09 April 2008

Check Your Conscience At The Exam Room Door.

Pro-Life Doctors: A New Oxymoron?

By Christopher Kaczor

From First Things - "On the Square" Tuesday, April 8, 2008, 5:43 AM

In November 2007, the Committee on Ethics of the American College of Obstetricians and Gynecologists (ACOG) published Committee Opinion # 385 entitled, “The Limits of Conscientious Refusal in Reproductive Medicine.” The committee opinion sought to “maximize accommodation of an individual’s religious or moral beliefs while avoiding imposition of these beliefs on others or interfering with the safe, timely, and financially feasible access to reproductive health care that all women deserve.”

Unfortunately, the balance struck by the committee between the right of conscience of physicians and the reproductive health care of women so emphasizes patient autonomy that it turns physicians into medical automatons forced to act against their best ethical and medical judgment. As pointed out on March 14, 2008, by Health and Human Services secretary Mike Leavitt: “The ACOG ethics report would force physicians to violate their conscience by referring patients for abortions or taking other objectionable actions, or risk losing their board certification.” Put simply, committee Opinion 385 could be the end of the pro-life doctor.

According to the ethics report, physicians objecting to abortion or contraception must refer patients desiring such services to other providers (recommendation # 4); may not argue or advocate their views on these matters though they are required to provide prior notice to their patients of their moral commitments (recommendation #3); and, in emergency cases or in situations that might negatively affect patient physical or mental health, they must actually provide contraception and/or perform abortions (recommendation #5, emphasis added).

In order to justify these recommendations, the committee appeals to an idiosyncratic conception of ethics and conscience. The ACOG guidelines implicitly view ethics as a matter of private emotion and sentiment, rather than as common rationality and shared practical wisdom. Against Kant’s unconditional command, Newman’s magisterial dictate, and Butler’s famous dictum (”were its might equal to its right, it would rule the world”), the ACOG committee makes conscience a mere prima facie guide. “Although respect for conscience is a value, it is only a prima facie value, which means it can and should be overridden in the interest of other moral obligations that outweigh it in a given circumstance.”

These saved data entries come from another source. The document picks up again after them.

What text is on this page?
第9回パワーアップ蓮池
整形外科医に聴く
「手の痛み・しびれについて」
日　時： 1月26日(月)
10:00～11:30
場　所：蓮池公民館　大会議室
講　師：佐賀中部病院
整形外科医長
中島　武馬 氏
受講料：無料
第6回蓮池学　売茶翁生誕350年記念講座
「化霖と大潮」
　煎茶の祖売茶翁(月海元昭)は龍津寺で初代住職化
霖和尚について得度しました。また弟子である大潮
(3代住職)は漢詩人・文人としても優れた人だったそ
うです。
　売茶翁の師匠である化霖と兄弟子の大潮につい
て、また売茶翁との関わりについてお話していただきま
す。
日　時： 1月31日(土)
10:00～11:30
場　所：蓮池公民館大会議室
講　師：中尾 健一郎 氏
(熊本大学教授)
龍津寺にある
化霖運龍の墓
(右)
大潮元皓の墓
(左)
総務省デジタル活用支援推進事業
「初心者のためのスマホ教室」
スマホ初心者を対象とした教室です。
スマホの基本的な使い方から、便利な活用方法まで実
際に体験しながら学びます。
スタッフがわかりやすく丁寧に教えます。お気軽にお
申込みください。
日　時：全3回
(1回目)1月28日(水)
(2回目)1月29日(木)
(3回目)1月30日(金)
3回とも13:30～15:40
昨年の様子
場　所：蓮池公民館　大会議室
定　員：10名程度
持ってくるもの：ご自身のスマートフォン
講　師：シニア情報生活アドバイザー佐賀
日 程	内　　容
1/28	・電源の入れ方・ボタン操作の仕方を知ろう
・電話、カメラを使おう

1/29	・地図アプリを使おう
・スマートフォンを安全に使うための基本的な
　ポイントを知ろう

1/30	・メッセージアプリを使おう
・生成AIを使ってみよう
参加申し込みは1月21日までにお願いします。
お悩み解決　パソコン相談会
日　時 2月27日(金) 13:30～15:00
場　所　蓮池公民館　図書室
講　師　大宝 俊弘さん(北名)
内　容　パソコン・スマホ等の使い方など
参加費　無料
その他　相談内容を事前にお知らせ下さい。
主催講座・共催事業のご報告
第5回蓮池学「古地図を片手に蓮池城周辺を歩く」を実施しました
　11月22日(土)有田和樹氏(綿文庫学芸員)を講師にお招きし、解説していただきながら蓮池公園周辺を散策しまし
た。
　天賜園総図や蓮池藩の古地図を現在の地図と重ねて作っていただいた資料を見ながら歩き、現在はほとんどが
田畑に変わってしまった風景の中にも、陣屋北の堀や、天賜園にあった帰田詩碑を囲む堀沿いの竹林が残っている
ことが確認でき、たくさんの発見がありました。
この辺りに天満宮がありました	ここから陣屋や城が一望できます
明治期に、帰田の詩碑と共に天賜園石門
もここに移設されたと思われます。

This peculiar account of conscience stands in no small tension with the view expressed by Antigone in Sophocles’ tragedy, Socrates in the Crito, and Aquinas in the Summa Theologiae. Traditionally, conscience is the supreme proximate norm for human action precisely because it represents the agent’s best ethical judgment all things considered.

The ACOG’s own previous policy positions imply a very different understanding of the nature, scope, and claims of conscientious judgment, including the judgment that a proposed treatment is not in the best interest of the patient. In earlier statements, the ACOG defended the individual judgment of the physician in determining what is medically indicated as a buttress against laws criminalizing partial-birth abortion. If an individual doctor believes it is in the best interest of the patient’s health to perform a particular method of abortion, then this judgment must be defended. The ACOG Statement of Policy on Abortion (reaffirmed in 2004) affirmed that partial-birth abortion “may be the best or most appropriate procedure in a particular circumstance to save the life or preserve the health of the woman, and only the doctor in consultation with the patient, based on the woman’s particular circumstances, can make that decision. . . . The intervention of legislative bodies into medical decision making is inappropriate, ill advised, and dangerous.” Here the ACOG holds that the judgment of the physician is paramount in determining what is or is not medically indicated.

Some physicians, however, refuse to perform abortions and/or provide contraceptives precisely because in their view, having examined the empirical evidence, such as the recent Royal College of Psychiatrists statement on women’s mental health and abortion, these practices contradict the best interests of their patients. In such cases, the ACOG proposes to override their best medical judgment in favor of “standard care” as determined by the ACOG. It would seem that the conscientious judgment of the individual physician chosen by the patient is paramount only when this facilitates abortion.